The man looked up at her, warily. "A little of both," he replied in a deep velvet voice that took Brandy by surprise.
"Then let me give you a little piece of advice, sunshine," she said, taking the seat beside him, "Try not to dress like an agent in a spy film. What you need to do is dress as something that'll fit right in around here. Like that." She pointed to a man across the lobby in a flashy white jump suit and a pompadour wig. "Every other bloke in this place is in one of those get ups. No one would even look twice at you."

"But that's the problem!" the man sighed, rustling his newspaper, "Those fellas are taking my job! I'm camped out here trying to figure out just how many of them there are so I know what I'm up against." He pulled aside his coat a little to reveal a similar white jump suit, then lifted his hat to show a head of luxurious black hair. "You see, I went away for a little while. I had a bit of a weight problem, so I went off to get back into shape, and when I came back, I found all these impersonators getting paid to pretend to be me!"

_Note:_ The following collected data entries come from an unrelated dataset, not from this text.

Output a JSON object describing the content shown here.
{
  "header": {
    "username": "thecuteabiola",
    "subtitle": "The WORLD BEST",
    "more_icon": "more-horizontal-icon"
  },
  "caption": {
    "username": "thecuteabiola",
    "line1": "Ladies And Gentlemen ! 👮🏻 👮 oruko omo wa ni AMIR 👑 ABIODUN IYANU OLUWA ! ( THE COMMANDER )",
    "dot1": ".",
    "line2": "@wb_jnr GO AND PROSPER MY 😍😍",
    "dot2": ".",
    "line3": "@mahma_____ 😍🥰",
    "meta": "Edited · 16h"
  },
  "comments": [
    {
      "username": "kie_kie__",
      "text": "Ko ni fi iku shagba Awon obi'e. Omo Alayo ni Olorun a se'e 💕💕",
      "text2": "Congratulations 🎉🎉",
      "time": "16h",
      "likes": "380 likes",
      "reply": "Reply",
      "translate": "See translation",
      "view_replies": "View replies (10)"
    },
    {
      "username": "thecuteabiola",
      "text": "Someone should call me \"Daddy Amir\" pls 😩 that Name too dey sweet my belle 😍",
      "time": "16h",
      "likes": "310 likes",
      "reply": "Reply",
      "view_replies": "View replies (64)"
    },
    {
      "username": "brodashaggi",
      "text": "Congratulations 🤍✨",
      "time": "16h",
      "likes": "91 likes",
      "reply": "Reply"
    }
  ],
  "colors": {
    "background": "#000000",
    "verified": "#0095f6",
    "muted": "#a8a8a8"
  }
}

Brandy scratched her chin. "Oh dear, that is a problem... maybe if you were to apply for one of their jobs by saying you were impersonating yourself then?"
Then man thought about this for a moment, then removed his sunglasses and flashed his ice blue eyes at Brandy. "That might just work!" he grinned at her, only one side of his mouth sliding upwards, "Thank you. Thank you very much."
"Say, how did you end up getting back in shape?" Brandy asked as the man stood up to leave.
"My secret smoothie recipe," he winked, "I've been working on it for years, even tried to make a sandwich out of it, but the smoothie is the surefire way to go. Here you go, darling," and he handed Brandy a piece of stationary with a hand written recipe and a big gold E stamped across the top of it.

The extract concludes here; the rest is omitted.